Tales infortunios poseen un precedente en las primeras páginas de Economía y Sociedad, de Max Weber. Allí leemos sobre los avatares de un fisiólogo que decía no conocer "el bazo" por el solo hecho de ignorar sus funciones. Opaco aforismo que sucede a unas notas en las que el mismo Weber conspira contra las inútiles estadísticas que aluden a fatigas, rendimientos de máquinas, cantidades de lluvias, etc. Lawrence: metáfora de las sobras de la historia. Bazo: suspenso cognitivo de los réditos orgánicos.

Los restos, entonces, son aquello que le sobra al "arte de las periodizaciones" y a la "vida útil de los objetos", un sombrío itinerario que va de las biografías disipadas a los órganos sin funciones, y de una estación en la que se extravían manuscritos árabes a la lluvia que cae sin conmover las estadísticas de Hildenburg.
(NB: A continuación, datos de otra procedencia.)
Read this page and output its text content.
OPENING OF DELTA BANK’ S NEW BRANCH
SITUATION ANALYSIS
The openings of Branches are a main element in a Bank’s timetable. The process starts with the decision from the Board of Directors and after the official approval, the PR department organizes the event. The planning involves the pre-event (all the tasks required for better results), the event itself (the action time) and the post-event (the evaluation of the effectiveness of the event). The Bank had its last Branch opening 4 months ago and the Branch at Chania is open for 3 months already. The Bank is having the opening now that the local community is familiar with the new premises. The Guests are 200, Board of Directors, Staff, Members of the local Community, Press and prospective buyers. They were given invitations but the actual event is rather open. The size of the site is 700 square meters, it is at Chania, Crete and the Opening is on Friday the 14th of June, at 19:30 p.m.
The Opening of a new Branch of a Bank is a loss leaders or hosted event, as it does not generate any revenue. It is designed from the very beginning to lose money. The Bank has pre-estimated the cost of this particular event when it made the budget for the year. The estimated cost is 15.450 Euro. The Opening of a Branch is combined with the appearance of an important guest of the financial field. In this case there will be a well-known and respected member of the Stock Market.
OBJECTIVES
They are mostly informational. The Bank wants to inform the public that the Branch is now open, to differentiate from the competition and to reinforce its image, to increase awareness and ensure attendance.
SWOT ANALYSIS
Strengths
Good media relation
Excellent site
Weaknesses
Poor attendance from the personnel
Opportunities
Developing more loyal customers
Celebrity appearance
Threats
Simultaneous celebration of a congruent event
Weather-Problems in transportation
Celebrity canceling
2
Por eso del temblor de nuestros labios no saldrán tan fácilmente los remotos nombres de "Lawrence" o "el bazo", sino el rótulo con que la historia ha sedimentado ya sus antiguas gestas —Mayo del 68, Octubre del 17, París, mes de las brumas— sumado al título de los artefactos que han sabido apropiarse de una época —Cuchillos eléctricos, Secadores de pelo, Celulares—, produciéndose así una repentina convivencia entre las evasiones biográficas de la historia y el presente doméstico de los objetos.

De modo que si la historia volatiliza las sensibilidades biográficas para fijar en el tiempo los mensajes sonoros de un acontecimiento, la modernización cauteriza la memoria que parpadea en el alma de los objetos con el fin de arrojarlos al punto máximo de su producción.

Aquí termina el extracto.